Usaha PSPS PEKANBARU untuk tampil di kompetisi elite nasional pernah hampir berhasil pada Tahun 1984. kala itu kompetisi terbagi antar Perserikatan dan Galatama. PSPS sebagai klub perserikatan tergabung dalam zona Sumbagut dan berhasil mewakili SUmatra mengikuti abbak play off di Cimahi, Jawa Barat untuk ke Divisi Utama. Sayangnya pada salah satu pertandingan melawan Tim Jawa, PSPS kalah.

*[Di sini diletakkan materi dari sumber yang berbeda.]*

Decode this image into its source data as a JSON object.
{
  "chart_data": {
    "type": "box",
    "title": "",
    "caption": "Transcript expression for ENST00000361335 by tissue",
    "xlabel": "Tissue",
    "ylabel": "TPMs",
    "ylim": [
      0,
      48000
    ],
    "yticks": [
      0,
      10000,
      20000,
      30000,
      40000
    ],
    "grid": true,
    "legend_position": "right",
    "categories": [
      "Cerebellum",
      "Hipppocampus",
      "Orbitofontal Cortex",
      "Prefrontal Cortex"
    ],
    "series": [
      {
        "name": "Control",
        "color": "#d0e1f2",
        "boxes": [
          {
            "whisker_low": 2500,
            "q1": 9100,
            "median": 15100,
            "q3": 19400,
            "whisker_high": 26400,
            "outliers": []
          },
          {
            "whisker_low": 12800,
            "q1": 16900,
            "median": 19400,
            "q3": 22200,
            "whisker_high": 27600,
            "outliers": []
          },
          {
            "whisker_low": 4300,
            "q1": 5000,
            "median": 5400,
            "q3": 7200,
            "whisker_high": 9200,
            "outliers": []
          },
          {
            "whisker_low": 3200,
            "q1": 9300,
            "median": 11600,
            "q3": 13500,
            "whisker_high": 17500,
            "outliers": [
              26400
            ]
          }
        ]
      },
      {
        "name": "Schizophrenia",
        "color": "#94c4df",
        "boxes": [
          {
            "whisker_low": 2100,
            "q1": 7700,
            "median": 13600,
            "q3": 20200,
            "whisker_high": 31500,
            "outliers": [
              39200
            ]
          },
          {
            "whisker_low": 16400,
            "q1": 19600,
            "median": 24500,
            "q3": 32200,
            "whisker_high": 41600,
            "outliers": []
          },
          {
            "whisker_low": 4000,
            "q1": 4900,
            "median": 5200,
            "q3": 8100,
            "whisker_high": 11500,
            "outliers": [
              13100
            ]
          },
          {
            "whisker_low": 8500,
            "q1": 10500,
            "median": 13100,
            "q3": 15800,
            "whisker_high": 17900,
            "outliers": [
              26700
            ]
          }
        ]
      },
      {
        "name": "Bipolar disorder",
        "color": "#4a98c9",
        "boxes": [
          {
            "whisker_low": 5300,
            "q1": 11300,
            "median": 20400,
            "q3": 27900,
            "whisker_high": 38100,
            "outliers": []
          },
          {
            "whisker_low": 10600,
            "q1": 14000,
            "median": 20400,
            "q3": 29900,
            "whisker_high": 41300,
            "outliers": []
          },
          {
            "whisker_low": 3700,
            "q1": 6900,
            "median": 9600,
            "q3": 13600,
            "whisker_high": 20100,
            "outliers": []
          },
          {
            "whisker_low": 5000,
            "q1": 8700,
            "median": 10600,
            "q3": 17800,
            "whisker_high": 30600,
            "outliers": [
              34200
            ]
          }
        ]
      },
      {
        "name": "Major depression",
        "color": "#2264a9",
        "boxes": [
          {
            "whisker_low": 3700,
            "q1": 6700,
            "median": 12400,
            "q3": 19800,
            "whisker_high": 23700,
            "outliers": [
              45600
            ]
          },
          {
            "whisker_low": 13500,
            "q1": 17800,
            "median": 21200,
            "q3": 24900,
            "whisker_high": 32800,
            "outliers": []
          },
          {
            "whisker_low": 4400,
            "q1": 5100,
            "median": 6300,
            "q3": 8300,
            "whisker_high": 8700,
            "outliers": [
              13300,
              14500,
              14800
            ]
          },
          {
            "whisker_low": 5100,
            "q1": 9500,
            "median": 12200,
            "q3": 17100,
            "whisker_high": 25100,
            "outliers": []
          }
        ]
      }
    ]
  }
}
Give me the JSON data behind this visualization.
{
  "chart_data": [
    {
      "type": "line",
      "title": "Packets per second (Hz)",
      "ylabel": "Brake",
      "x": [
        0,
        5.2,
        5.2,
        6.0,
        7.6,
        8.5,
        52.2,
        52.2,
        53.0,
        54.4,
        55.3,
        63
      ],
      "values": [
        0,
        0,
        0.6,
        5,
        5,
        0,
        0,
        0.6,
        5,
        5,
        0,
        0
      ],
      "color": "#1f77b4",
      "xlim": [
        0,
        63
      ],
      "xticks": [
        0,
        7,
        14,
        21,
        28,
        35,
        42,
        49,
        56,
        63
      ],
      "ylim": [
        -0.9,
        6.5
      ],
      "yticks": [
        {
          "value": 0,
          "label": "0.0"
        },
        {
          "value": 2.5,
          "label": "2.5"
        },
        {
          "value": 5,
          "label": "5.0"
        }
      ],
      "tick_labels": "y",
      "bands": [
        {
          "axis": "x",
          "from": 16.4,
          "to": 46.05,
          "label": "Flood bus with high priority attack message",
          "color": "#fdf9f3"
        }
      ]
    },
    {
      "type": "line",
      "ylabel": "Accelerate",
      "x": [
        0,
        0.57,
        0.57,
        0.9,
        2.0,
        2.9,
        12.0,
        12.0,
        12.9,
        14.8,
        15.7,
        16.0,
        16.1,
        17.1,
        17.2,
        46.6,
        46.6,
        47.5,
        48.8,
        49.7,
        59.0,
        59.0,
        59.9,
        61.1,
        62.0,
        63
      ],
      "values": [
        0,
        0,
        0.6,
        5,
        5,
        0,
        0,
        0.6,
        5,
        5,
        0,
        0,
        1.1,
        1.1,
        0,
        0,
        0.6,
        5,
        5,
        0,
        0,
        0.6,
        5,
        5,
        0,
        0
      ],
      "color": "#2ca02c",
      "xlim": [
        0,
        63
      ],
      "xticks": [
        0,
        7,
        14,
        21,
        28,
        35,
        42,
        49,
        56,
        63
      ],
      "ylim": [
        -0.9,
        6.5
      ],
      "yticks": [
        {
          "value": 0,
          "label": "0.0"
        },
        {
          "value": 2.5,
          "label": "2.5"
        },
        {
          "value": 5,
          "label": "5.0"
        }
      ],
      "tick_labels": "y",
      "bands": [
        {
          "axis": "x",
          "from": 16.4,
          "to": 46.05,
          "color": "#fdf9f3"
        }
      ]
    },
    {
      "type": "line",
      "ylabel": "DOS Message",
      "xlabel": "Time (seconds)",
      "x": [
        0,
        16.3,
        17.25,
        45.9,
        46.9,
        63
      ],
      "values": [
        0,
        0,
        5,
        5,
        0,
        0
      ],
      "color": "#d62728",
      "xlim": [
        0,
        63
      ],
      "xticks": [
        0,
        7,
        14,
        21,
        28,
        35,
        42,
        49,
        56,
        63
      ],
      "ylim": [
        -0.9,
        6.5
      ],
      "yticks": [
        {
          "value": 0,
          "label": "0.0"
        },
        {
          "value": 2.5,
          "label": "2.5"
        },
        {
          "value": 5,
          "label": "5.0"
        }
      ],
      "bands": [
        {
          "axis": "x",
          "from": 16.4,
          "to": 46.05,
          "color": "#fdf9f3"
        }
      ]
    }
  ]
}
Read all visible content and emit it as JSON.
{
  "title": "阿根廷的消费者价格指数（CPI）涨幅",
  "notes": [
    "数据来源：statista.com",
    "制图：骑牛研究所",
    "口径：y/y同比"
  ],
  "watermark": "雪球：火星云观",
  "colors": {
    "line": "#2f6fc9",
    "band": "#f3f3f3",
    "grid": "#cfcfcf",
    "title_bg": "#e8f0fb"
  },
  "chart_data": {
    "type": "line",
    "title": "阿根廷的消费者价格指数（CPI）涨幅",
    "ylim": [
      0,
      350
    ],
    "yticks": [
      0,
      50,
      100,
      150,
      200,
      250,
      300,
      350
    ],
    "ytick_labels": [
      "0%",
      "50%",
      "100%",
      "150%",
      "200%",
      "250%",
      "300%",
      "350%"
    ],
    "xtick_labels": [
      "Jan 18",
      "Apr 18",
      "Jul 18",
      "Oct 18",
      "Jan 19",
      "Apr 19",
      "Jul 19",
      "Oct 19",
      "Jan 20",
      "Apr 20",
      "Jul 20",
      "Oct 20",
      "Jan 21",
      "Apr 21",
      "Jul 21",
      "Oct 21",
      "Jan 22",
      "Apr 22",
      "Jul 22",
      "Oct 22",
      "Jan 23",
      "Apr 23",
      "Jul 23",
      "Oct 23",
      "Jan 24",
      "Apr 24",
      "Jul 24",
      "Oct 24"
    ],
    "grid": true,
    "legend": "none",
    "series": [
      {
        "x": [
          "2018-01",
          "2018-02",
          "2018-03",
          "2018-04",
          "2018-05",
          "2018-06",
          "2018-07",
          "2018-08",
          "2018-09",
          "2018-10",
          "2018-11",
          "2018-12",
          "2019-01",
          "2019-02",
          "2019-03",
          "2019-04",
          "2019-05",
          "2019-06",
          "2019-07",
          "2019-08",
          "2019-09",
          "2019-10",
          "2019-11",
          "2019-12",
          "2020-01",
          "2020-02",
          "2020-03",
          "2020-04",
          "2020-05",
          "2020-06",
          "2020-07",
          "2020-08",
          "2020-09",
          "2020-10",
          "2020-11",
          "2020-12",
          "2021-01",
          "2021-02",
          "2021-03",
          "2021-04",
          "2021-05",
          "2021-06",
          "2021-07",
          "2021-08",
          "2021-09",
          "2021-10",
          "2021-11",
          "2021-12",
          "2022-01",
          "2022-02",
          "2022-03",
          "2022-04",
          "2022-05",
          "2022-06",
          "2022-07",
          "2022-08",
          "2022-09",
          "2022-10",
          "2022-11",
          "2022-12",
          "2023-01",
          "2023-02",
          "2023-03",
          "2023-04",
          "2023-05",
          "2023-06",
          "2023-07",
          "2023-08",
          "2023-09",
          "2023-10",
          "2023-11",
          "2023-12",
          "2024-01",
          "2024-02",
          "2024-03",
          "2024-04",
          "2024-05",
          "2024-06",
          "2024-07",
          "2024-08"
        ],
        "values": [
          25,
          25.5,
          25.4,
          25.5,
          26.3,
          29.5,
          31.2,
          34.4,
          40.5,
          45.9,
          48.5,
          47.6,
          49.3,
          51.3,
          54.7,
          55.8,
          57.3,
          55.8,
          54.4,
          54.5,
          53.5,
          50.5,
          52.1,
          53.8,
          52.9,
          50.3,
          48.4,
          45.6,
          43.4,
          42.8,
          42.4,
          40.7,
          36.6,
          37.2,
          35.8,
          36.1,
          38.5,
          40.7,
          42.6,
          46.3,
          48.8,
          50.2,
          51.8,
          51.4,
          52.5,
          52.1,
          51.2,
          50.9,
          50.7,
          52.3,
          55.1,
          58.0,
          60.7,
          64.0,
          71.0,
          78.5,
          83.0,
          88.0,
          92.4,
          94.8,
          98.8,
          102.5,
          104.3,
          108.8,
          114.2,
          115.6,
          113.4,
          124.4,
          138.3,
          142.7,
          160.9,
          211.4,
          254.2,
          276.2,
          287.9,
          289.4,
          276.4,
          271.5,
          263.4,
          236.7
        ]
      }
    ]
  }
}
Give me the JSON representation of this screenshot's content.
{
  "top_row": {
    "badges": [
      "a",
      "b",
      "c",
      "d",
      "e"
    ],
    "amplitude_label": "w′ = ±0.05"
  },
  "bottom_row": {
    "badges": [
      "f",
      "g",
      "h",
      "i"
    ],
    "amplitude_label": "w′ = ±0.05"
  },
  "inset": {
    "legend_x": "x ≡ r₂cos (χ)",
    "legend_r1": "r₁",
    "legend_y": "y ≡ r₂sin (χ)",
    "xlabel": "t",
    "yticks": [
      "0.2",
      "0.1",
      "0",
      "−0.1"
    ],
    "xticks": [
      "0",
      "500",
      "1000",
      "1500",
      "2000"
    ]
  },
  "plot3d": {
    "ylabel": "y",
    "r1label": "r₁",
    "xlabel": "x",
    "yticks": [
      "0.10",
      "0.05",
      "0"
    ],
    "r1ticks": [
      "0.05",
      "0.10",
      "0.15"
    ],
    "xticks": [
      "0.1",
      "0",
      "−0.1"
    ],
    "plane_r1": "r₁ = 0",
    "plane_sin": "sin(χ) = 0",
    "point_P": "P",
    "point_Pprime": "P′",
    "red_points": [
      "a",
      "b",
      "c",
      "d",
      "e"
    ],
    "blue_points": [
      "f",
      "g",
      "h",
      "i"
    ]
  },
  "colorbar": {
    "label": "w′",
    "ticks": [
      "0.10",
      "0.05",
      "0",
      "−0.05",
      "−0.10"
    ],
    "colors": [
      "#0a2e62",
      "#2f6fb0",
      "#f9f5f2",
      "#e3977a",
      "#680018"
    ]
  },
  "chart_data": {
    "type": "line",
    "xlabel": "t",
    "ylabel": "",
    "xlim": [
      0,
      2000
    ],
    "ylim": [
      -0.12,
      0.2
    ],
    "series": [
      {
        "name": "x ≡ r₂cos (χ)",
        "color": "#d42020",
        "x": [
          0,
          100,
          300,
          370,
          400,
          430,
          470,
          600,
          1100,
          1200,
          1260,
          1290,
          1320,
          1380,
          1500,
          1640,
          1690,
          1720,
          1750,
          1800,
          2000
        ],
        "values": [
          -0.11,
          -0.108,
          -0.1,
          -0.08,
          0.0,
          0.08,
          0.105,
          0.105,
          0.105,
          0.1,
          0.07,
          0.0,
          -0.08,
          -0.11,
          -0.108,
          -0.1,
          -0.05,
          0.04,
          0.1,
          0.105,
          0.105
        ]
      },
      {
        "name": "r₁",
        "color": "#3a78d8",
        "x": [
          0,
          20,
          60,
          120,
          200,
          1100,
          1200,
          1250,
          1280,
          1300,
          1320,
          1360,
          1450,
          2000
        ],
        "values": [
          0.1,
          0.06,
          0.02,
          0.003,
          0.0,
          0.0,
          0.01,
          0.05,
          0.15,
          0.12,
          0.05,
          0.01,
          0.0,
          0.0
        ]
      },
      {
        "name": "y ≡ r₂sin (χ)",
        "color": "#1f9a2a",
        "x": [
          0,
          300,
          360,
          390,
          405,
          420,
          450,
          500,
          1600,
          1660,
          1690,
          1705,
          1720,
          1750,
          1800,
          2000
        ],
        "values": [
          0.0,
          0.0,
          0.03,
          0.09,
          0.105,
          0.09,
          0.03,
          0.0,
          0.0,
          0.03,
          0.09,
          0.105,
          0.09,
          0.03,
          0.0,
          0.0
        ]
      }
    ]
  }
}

PSPS mengalami kelelahan karena sebagianbesar  pemain PSPS berasal dari PS UNRI yang pada saat bersamaan juga sedang melakukan turnamen di Bandung, sehingga harus pulang pergi Bandung-Cimahi.  Saat itu Peluang PSPS untuk lolos sangat besar sebab diperkuat sejumlah pemain nasional yang juga mereka semua adalah pemain handalan PS BPD RIAU (BANK RIAU KEPRI saat ini) diantaranya Ricky Darman, Dino Kardinal, Edu Mukhnim Sutanto Ongso"Aseng". Saat itu PS BPD merupakan salah satu klub elite yang tidak terkalahkan di Pekanbaru,berkat kepedulian Direktur Utama BPD Riau Syafii Yusuf yang saat itu juga menjadi Manajer PSPS PEKANBARU. Syafii Yusuf dinilai sebagai orang yang mempelopori masuknya pemain dari luar Riau ke Pekanbaru terutama dari Padang dan Medan.

Hingga akhirnya pada tahun 1994,jabatan kepengurusan PSPS dipimpin Iskandar Husin yang saat itu menjabat sebagai Kepala Kantor Wilayah Transmigrasi Riau. iskandar Husin juga sukses mempromosikan Persiraja Banda Aceh ke Divisi Utama PSSI, ia berusaha untuk mengembalikan bond perserikatan ini menjadi kebanggaan masyarakat Pekanbaru dan Riau.
Iskandar Husin mendatangkan pemain baru, dibawah pelatih kepala AMrustian, mulailah PSPS PEKANBARU merintis jalan di Divisi Dua menuju Divis Satu PSSI. Dan perjuangan itu akhirnya berhasil, pada Liga Indonesia tahun 1994/1995. Sejak saat itu PSPS bercokol di Divisi Satu PSSI.
Tahun 1995/1996 PSPS berhasil meraih juara dua Piala Menpora di Bogor serta juga lolos ke PON yang sebelumnya harus melewati seleksi tingkat regional.
MENAPAK DIVISI SATU PSSI
Pada tahun 1993/1994 dibawah kepemimpinan Ketua Umum yang Baru Ir. H. Iskandar Husin  yang saat itu menjabat sebagai Kepala Kantor Wilayah Transmigrasi Riau,maka target target untuk menapak kompetisi yang lebih ketat di Divisi Satu mulai dirintis.

Ditahun 1994/1995 PSPS berhasil menapakkan kaki di Divisi Satu dibawah bimbingan pelatih Amrustian.
Berkat keberhasilan itu Iskandar Husin mendapat pujian masyarakat pecinta bola Pekanbaru. Lalu semakin besarlah harapan dibebankan dipundaknya untuk membawa PSPS ke jenjang paling bergengsi yaitu Divisi Utama PSSI, namun upaya ini dua kali gagal. Di Liga Indonesia II (LIGINA II) PSPS hanya bisa bertahan tidak terdegradasi, di Liga Indonesia III (LIGINA III) PSPS berhasil masuk 10 besar. Hanya angan-angan dan impian Iskandar Husin untuk mengangkat PSPS ke Divisi Utama tidak kesampaian, hingga akhirnya Iskandar Husin yang pernah membawa Persiraja ke Divisi Utama PSSI pindah tugas ke Kalimantan Barat.


SANG JUARA DIVISI I

Era kebangaan itu akhirnya datang juga. Setelah berkutat di di Divisi II Wilayah Riau, Divisi II PSSI, dan Divisi I PSSI, jalan panjang itu mulai menampakkan titik terangnya. Pergantian kpengurusan dari Iskandar Husin ke Tengku Lukman Jafaar pada tahun 1997/1998 membuat PSPS bergairah kembali.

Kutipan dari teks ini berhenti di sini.